Yaban Domuzları
Yaban domuzlarıyla ilgili daha önce de yazmıştım, sorunu detaylı anlatıp, olası tehlikelerden bahsedip, çözüm önerilerimi sıralamıştım.
- Değişen bir şey oldu mu?
- Hayır.
- Bilimsel bir çözüm bulma adına girişimde bulunuldu mu?
- Bilmiyorum.
- Konuyu farklı yönleriyle ele alabilecek, bir proje başlatıldı mı?
- Haberim yok.
Bu soruları ve benzer cevapları çoğaltabiliriz. Ama gerçek şu ki, halk mustarip ve yöneticiler etkisiz.
Demek ki konuyu gerekli ciddiyette anlatamamışım. O zaman buyurun.
Bazı mahallelerimizin belirli bölgeleri kelimenin tam anlamıyla “domuz ağılına” dönüştü. Bu ağılların önünden geçerken, domuz dışkılarına basmadan geçebilmek için oldukça büyük bir çaba harcamanız gerekebilir. Hele koku dayanılmaz boyutta. Bir an tereddüt edebilir, şu an gerçekten şehirde miyim diye sorgulayabilirsiniz. Devrilmiş ve içi talan edilmiş çöp bidonları, caddelerde aile boyu gezen domuzlar, artık alışılmış durum olarak karşımıza çıkıyor. Fakat kimse çöplere ve her türlü atığa temas etmiş domuzun şehir içinde gezinirken taşıdığı riske değinmiyor. Bu durumun yaratacağı hijyen felaketine parmak basmıyor.
İşin bir de diğer yanı var. Bunu anlatırken biraz bilimsel yaklaşımda bulunalım. Zoonoz, hayvanlarda bulunup, insanlara geçebilen ve insanları da hasta edebilen hastalıkların genel adıdır. Brusella zoonozdur, kuduz zoonozdur, kist hidatik zoonozdur. Domuzlarda bulunan Taenia solium kökenli rahatsızlıklar zoonozdur. Bu parazit domuzları konakçı olarak kullanarak insanlara geçebilen ve yerleştiği bölgeye ve organa göre ölümcül olabilen bir etkendir. Yumurtaları tozlarla, diğer evcil hayvanlarla, bitkisel ürünlerle taşınabilir. Toplumumuzda domuz eti yenmediği için şanslıyız diyebiliriz ama çeşitli fiziksel temaslar bu parazitin bulaşmasına sebep olabilir.
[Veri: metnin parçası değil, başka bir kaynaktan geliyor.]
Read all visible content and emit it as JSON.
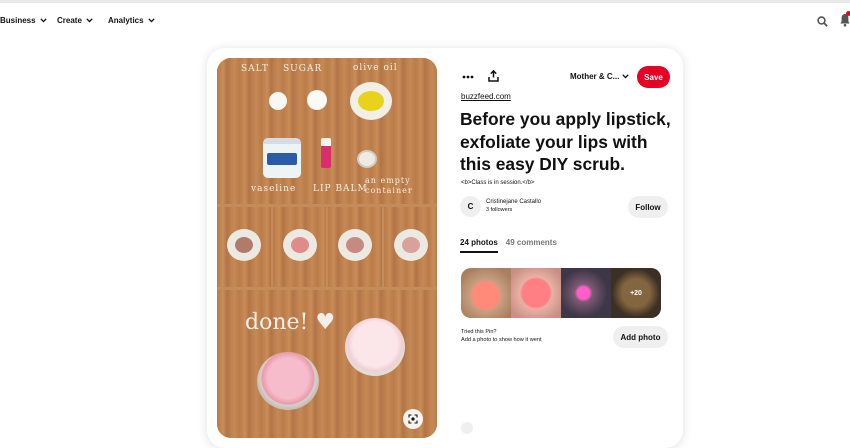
{
  "topnav": {
    "items": [
      {
        "label": "Business"
      },
      {
        "label": "Create"
      },
      {
        "label": "Analytics"
      }
    ]
  },
  "actions": {
    "board_label": "Mother & C...",
    "save_label": "Save"
  },
  "pin": {
    "source": "buzzfeed.com",
    "title": "Before you apply lipstick, exfoliate your lips with this easy DIY scrub.",
    "description": "<b>Class is in session.</b>",
    "image_chalk": {
      "salt": "SALT",
      "sugar": "SUGAR",
      "olive_oil": "olive oil",
      "vaseline": "vaseline",
      "lip_balm": "LIP BALM",
      "empty_container": "an empty container",
      "done": "done! ♥"
    }
  },
  "creator": {
    "initial": "C",
    "name": "Cristinejane Castallo",
    "followers": "3 followers",
    "follow_label": "Follow"
  },
  "tabs": [
    {
      "label": "24 photos",
      "active": true
    },
    {
      "label": "49 comments",
      "active": false
    }
  ],
  "photos": {
    "more_count": "+20"
  },
  "tried": {
    "line1": "Tried this Pin?",
    "line2": "Add a photo to show how it went",
    "add_photo_label": "Add photo"
  },
  "colors": {
    "brand_red": "#e60023",
    "button_gray": "#efefef"
  }
}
Farklı bir açıdan baktığımızda domuz birçok hastalık etkenine karşı dirençli bir metabolizmaya sahiptir. Yani taşıdığı hastalık etkeni olan bakteri veya virüs domuzu hasta etmezken, bulaştırdığı canlıyı hasta edebilir, hatta öldürebilir. Hepimizin medyadan defalarca duyduğu domuzlarda bulunabilen domuz gribi virüsü, insanlara bulaşıp hasta edebilir. Kuş gribi de böyledir. Domuzlar bünyelerinde bu virüsleri uzun süre taşıyabilecekleri için virüslerin bir birilerinden genetik materyal alarak farklılaşması mümkün olabilecek bir durumdur. Bu durum sadece insanları değil domuzların şehir içerisinde karılaştıkları pet hayvanlarını da etkileyebilecek bir hassasiyete sahiptir.
Virüslerin farklılaşarak hastalık oluşturabilecek duruma gelmelerine ve bunu toplum içinde gerçekleştirmelerine biz pandemi diyoruz. Pandemiyi bütün geçekleriyle ve acılarıyla yaşamış bir toplum olarak, bu konuya gereken dikkati göstermeliyiz.
Üzerinde durduğumuz konu, benim yetkimde değil diyerek geri durulacak, bana ne deyip topu taca atacak ya da hayvanlar bizim dostumuzdur, biz onların yaşama alanlarını işgal ettik onlarda şehre indi denecek kadar basite indirgenen bir sorun değildir. Hiçbir yabani hayvanın yeri şehir değildir, eğer öyleyse hem kendin soyuna hem de topluma zara verir.
Bu tehlikeli istilanın öneminin anlaşılıp, gereken tedbirlerin bir an önce alınması için ismi Fethiye’yi yönetenler listesinde ismi bulunan herkesi göreve davet ediyorum.